Advances in AI have been enabled in large part by improvements in computing systems. The next generation of AI will require unprecedented computation efficiency, robustness, adaptability to diverse applications and environments. We believe that cognitive computing platforms embodying the key principles of biological intelligence will be instrumental in enabling the next wave of pervasive AI. The institute aims to advance the field of cognitive computing through cross-layer innovation spanning brain-inspired computing models, algorithms, architecture, and hardware fabrics. The institute brings together faculty with diverse backgrounds to pursue these goals by facilitating collaborative research and training the next generation workforce in this critical domain.

nanoHUB is the premier place for computational nanotechnology research, education, and collaboration. Our site hosts a rapidly growing collection of Simulation Programs for nanoscale phenomena that run in the cloud and are accessible through a web browser. nanoHUB also provides a vast array of resources that help users learn about our simulation programs and about nanotechnology in general. We offer a venue to explore, collaborate, and publish new content.

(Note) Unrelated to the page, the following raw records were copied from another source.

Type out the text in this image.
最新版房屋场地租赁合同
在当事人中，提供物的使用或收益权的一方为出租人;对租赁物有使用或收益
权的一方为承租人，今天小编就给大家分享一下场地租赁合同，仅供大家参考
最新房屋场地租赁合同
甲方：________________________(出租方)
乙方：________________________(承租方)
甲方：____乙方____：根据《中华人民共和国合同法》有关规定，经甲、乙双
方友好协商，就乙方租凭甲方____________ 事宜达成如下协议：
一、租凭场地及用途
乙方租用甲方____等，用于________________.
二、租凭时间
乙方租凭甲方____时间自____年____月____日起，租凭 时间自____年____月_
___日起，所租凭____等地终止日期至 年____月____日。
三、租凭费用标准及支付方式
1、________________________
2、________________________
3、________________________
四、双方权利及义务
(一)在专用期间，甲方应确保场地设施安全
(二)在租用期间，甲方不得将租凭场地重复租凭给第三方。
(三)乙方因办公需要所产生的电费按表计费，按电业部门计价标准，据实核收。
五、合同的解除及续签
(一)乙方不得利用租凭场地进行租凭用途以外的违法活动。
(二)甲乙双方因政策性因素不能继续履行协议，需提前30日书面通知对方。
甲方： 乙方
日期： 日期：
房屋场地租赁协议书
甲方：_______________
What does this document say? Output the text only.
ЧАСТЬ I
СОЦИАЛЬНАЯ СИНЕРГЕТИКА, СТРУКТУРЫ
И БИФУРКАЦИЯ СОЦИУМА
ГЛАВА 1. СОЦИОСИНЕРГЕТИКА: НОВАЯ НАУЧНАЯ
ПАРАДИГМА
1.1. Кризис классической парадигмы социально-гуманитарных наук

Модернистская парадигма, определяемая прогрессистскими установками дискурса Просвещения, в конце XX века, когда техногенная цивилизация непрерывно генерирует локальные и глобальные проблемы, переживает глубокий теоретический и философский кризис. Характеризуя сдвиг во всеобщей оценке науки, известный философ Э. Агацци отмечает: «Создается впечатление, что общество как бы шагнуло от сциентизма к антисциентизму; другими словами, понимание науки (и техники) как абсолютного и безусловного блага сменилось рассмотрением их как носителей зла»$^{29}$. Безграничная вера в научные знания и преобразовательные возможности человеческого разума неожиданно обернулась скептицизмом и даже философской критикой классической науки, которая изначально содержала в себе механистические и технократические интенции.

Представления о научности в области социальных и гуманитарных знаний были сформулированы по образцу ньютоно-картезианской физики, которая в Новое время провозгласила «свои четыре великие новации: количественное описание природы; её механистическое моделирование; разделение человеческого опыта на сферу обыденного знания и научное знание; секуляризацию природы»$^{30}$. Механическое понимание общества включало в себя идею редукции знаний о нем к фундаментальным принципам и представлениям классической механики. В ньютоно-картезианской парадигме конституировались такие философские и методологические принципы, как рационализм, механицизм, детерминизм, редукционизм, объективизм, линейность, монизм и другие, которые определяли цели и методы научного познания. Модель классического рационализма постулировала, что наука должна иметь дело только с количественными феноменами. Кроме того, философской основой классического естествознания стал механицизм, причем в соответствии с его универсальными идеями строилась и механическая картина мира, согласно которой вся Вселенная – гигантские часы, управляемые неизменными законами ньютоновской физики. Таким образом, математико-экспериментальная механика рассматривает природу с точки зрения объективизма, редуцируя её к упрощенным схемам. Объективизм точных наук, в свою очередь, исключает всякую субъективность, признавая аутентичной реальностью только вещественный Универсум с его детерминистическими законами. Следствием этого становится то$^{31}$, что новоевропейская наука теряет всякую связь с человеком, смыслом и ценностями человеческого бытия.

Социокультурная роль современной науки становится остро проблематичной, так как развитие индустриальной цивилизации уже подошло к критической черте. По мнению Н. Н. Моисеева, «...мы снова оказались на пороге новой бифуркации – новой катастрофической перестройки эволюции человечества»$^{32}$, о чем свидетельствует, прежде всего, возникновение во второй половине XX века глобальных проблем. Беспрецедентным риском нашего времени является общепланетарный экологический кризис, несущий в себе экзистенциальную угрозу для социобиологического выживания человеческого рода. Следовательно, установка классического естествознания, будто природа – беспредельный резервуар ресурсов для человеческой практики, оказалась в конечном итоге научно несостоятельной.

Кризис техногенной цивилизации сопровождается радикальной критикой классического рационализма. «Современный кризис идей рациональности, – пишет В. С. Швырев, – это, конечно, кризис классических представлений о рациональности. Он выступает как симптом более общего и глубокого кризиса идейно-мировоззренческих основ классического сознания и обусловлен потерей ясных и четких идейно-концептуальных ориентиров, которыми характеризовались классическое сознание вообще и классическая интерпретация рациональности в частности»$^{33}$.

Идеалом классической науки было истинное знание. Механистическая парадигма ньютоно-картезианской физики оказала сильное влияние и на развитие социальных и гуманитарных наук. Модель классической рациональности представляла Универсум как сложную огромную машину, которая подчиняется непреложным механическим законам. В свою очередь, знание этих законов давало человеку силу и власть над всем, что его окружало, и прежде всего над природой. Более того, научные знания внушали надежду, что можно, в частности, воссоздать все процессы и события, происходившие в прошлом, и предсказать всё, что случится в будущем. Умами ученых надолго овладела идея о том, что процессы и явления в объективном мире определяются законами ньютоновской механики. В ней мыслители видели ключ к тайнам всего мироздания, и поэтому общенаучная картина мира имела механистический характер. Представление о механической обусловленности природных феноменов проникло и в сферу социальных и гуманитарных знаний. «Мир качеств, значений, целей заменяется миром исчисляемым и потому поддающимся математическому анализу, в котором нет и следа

Purdue Quantum Science and Engineering Institute

The Purdue Quantum Science and Engineering Institute was established at Purdue University to develop practical and impactful aspects of quantum science. Led by Yong Chen, the Institute focuses on discovering and studying new materials and basic physical quantum systems that will be best suited for integration into tomorrow's technology. PQSEI encourages interdisciplinary collaboration leading to the design and realization of industry-friendly quantum devices with enhanced functionality and performance close to the fundamental limits in order to produce systems based on these devices that will impact a vast community of users. The Institute works to train the next generation of quantum scientists and engineers in order to meet the growing quantum workforce demands.

Krach Institute

The Krach Institute for Tech Diplomacy at Purdue leverages the expertise of Purdue University and diplomatic leaders to bridge the knowledge and experience gaps between innovators and policymakers. The Institute’s objective is to ensure that leaders of the United States and like-minded nations are able to understand critical emerging technologies and make informed laws and policy decisions.


Institute for Physical Artificial Intelligence

Purdue University is building a world-leading program in artificial intelligence (AI). Leveraging Purdue's signature strengths in materials science, engineering, microelectronics, computer science and life sciences, the Institute for Physical AI (IPAI) is committed to solving the world's toughest challenges.